AI Slop, Spam, And The Automation Problem

The turning point arrived when the ecosystem became overrun by bots. Automated systems, AI-generated replies, and repetitive low-effort content flooded X timelines.

Users began to notice a rise in unnatural conversational patterns, identical replies, and accounts clearly optimized for extraction rather than engagement. Even ordinary users attempting to participate in good faith found their feeds drowning in repetitive noise.

X’s internal team described this phenomenon as “AI slop,” reflecting the overwhelming amount of automated, low-quality posts generated entirely to farm rewards.

The reward-based ecosystem gradually shifted from a vibrant creator environment into an extraction game dominated by scripts and content mills. Bots posted endlessly to accumulate tokens, draining the narrative of value. What should have empowered real voices instead incentivized quantity over quality.

Once the platform’s integrity became compromised, X had limited options. Blocking API access became inevitable.

Why The API Ban Changes Everything

Removing API access effectively disables the core mechanism of reward-based posting apps. These apps relied on automated verification, posting triggers, and integration with X’s data systems. Without these connections, the apps cannot track user activity or distribute rewards.

The move instantly cuts off the financial incentive loop. Tokens relying on such models no longer have a functional ecosystem to justify their value.

This disruption explains the immediate drop in token prices following the announcement. Markets recognized that the underlying utility of these tokens had evaporated overnight.

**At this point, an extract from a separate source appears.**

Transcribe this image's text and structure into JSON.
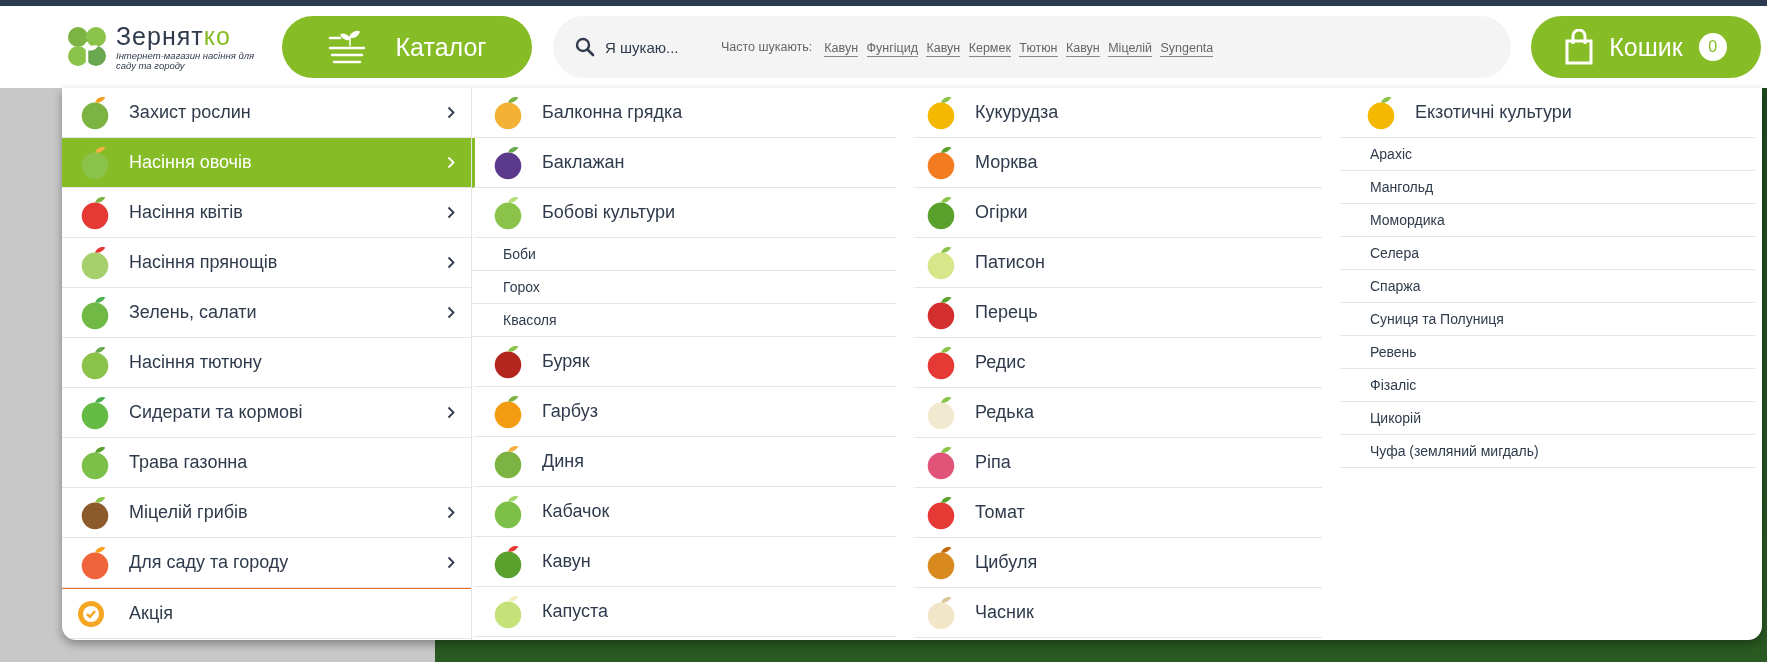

More importantly, it signals X’s shift toward stricter content quality control. By blocking reward-farm apps, the platform is clearly prioritizing authentic engagement over inflated metrics.

What Happens Next For InfoFi?

The collapse of the current reward-farm model does not necessarily mean the end of all InfoFi concepts. The idea of rewarding creators for attention is not new, and many believe it will evolve into more sustainable forms.

To survive, future iterations must:

  •  Prioritize quality over quantity
  •  Prevent automated exploitation
  •  Integrate stronger verification systems
  •  Build sustainable tokenomics not reliant on constant hype
  •  Offer real utility beyond posting incentives

X’s decision may even encourage more thoughtful innovation. The removal of spammy models opens space for healthier creator-focused solutions.

However, for now, the crash marks a major reset moment. The ecosystem must rebuild from fundamentals, not from hype cycles.

Disclosure: This is not trading or investment advice. Always do your research before buying any cryptocurrency or investing in any services.